M. Albéric de Montgolfier, rapporteur général de la commission des finances. Eh oui ! Ce n’est pas moi qui le dis !

M. Jean-Claude Requier. C’est pourquoi la très grande majorité de mon groupe s’abstiendra, quand quelques-uns s’opposeront au texte, et un le votera. C’est cela, la liberté de vote au sein du RDSE ! (Exclamations amusées.) Je sais que certains ici nous l’envient secrètement ! (Applaudissements sur les travées du groupe du Rassemblement Démocratique et Social Européen. – Nouvelles exclamations amusées sur les autres travées.)

Nous ne pouvons pas non plus poursuivre nos débats sans souligner que le vote d’un budget est au fondement de notre démocratie représentative. Historiquement et philosophiquement, c’est bien par l’acceptation de la levée de l’impôt qu’est née la notion même de Parlement.

Or le consentement à l’impôt est aujourd’hui malmené, voire remis en cause, par certains de nos concitoyens, au point de violemment mettre sous tension notre unité nationale. Mon groupe, qui revendique fièrement l’héritage de Georges Clemenceau et de Joseph Caillaux, ne peut évidemment accepter de telles dérives.

Nous subissons aujourd’hui les effets de décennies de technicité, d’opacité, de mitage fiscal par la multiplication des niches, au point de rendre notre système incompréhensible, donc inacceptable.
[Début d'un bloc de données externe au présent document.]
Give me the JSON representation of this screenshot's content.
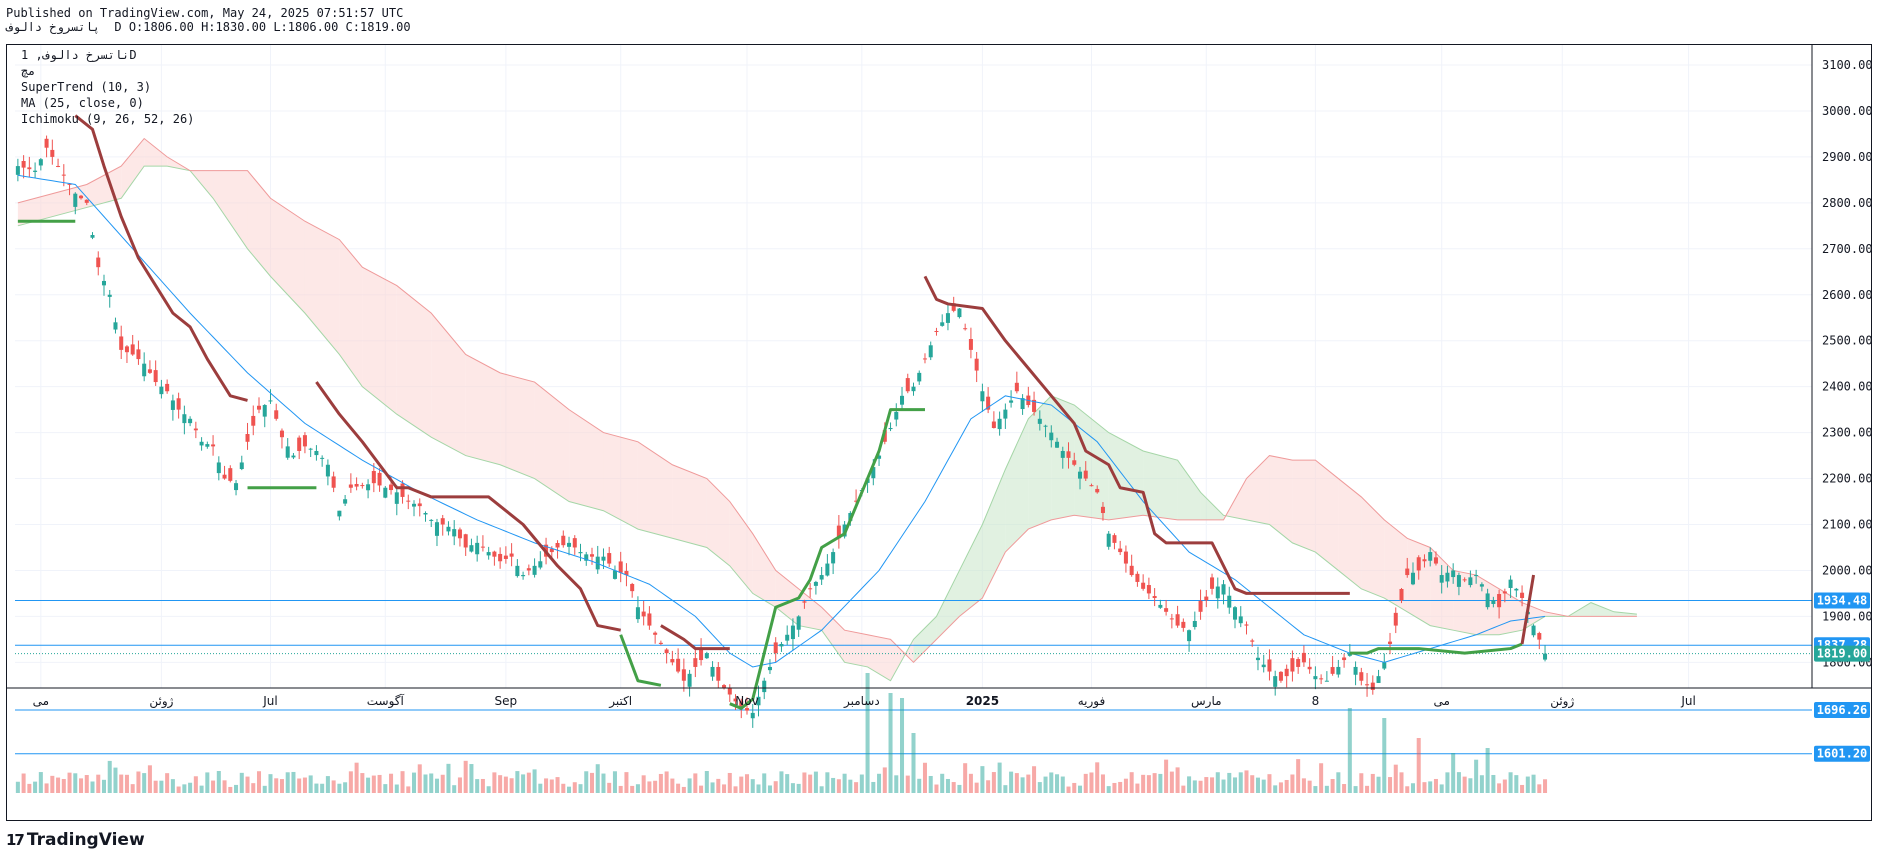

Le signal que nous adressent nos compatriotes est aussi qu’il n’est plus possible de continuer dans cette impasse.

Revenons donc à la signification profonde de l’impôt, celle de l’article XIII de la Déclaration des droits de l’homme et du citoyen : une « contribution commune […] également répartie entre tous les citoyens, en raison de leurs facultés ». Redonnons de la lisibilité et de la simplicité à notre édifice fiscal, de telle sorte que nos concitoyens comprennent les efforts qui leur sont demandés et prennent conscience qu’ils participent collectivement à la vie de la Nation. Arrêtons avec une fiscalité vécue comme punitive et socialement injuste !

L’impôt doit redevenir l’outil de citoyenneté qu’il n’aurait jamais dû cesser d’être. Il est temps que ceux qui concourent à l’élaboration de l’action publique en prennent la mesure, afin que notre démocratie s’adapte, à la vitesse qui est la sienne, aux évolutions de notre société, reste à l’écoute des Français et essaye de les réconcilier avec l’impôt ! (Applaudissements sur les travées du groupe du Rassemblement Démocratique et Social Européen, ainsi que sur des travées du groupe La République En Marche, du groupe Les Indépendants – République et Territoires et du groupe Union Centriste.)